It’s been over a week since the biblical storms hit Colorado and caused widespread flooding. Boulder saw its share of the action as well, large in part because the city butts up to mountainous areas where reservoirs, streams, creeks, etc. originate. People were affected in different ways depending upon where they lived. For my family and I, it’s almost as if nothing happened. A grateful and all at once unsettling feeling when within tens of feet from our house, massive destruction occurred.

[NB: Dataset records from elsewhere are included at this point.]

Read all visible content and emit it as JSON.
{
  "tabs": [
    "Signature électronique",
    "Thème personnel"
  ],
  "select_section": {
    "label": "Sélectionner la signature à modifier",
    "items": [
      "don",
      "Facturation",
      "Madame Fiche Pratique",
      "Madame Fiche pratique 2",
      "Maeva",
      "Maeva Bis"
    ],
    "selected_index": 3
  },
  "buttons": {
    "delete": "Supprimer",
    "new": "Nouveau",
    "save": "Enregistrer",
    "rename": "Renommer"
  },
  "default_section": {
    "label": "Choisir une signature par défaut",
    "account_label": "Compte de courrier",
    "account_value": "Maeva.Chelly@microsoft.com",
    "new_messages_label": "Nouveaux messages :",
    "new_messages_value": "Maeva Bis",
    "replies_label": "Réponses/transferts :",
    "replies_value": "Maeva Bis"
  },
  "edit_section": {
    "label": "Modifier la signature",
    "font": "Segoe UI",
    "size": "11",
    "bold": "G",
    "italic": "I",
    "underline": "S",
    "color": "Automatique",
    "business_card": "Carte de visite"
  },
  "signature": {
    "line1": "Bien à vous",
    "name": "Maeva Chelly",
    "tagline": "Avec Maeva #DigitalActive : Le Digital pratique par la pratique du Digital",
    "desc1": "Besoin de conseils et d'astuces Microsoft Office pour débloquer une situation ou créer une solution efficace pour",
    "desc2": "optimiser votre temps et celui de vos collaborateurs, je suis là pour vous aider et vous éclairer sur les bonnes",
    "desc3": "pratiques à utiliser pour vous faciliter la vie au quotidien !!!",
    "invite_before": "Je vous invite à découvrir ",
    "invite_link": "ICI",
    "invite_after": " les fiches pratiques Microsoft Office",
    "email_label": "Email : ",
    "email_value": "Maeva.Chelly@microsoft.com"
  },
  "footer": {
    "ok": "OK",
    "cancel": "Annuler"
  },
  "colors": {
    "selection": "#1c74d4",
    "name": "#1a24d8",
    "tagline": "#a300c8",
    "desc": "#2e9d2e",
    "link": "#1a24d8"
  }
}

The Monday and Tuesday before the floods took place I worked from home as I recovered from a head cold. On Wednesday I returned to the downtown office but not before meeting a good friend for coffee. The morning was ominous as I was dressed in full rain gear while I biked to the coffee shop. With less than a mile to ride I was completely soaked. It was more than just a drizzle, it was like the air was completely saturated with moisture. It rains hard in Boulder once in a while and this wasn’t necessarily a downpour that I was used to. The density was like nothing I’ve experienced before. It was more like the raindrops were falling closer together than they normally do. This is how I pictured it at least.
At lunch I remember walking on Pearl Street for a brief moment as I grabbed something to eat. I took note that there was water running down the walking mall. If I focused on a few stones on the ground, it was as if somebody had left a garden hose on and the water seemed to pass the point of forming puddles.
The day ended with all of us saying goodbye fully expecting to see each other the next day. The rain was wearing on us. Being from Colorado, we’re not really used to a day or two in a row where the sun is hidden. I think we were all optimistic that this would all clear up the next day.
For the next two days things got kind of crazy. The flood horns continued to sound throughout the nights (it’s always at night when things get creepy). These were usually an indication the local creeks were rising fast and to climb to safety if you were in the vicinity.
Our home was a few hundred feet in elevation to the main pathways of these creeks, a fact I continually reminded my wife of. In her head she feared that when these creeks flooded, all of Boulder was going under water (an exaggeration of course). I remember awaking multiple times during the night to peek outside and see what levels of water (if any) were building up around the house. Not being able to see much I looked for street lights that illuminate the gutters around the neighborhood and used them to judge the levels.
The rest is history really. News articles, tweets, pictures can better explain the details of what happened. This was my own personal recollection that I wanted to remember as the whole experience was a once in a lifetime one. At least I’m hoping so.
My Ongoing Memorable Notes:
- Some photos/videos I took while exploring.
- Twitter was an amazing resource to keep in tune with what was going on.
- I remember thinking, this is a natural disaster and usually people get glued to their television sets while watching the news. I now pictured everyone glued to Twitter on their phones. I know I was.
- The Thursday morning after the first flood night I took a ride downtown to see what I could see. It was still raining and most of downtown seemed to be business as usual.
- Lots of land had been displaced.
- Manhole covers dislodged in our neighborhood with explosive streams of water gushing from them.
- A good portion of North Boulder Park was under water. (1/2 block from our house).
- Many kids played in the flood waters of North Boulder Park, not realizing at first (or ever) that raw sewage most certainly existed.
- It became clear that water flows wherever land lets it. However land can violently move out of the way when the will of water is strong.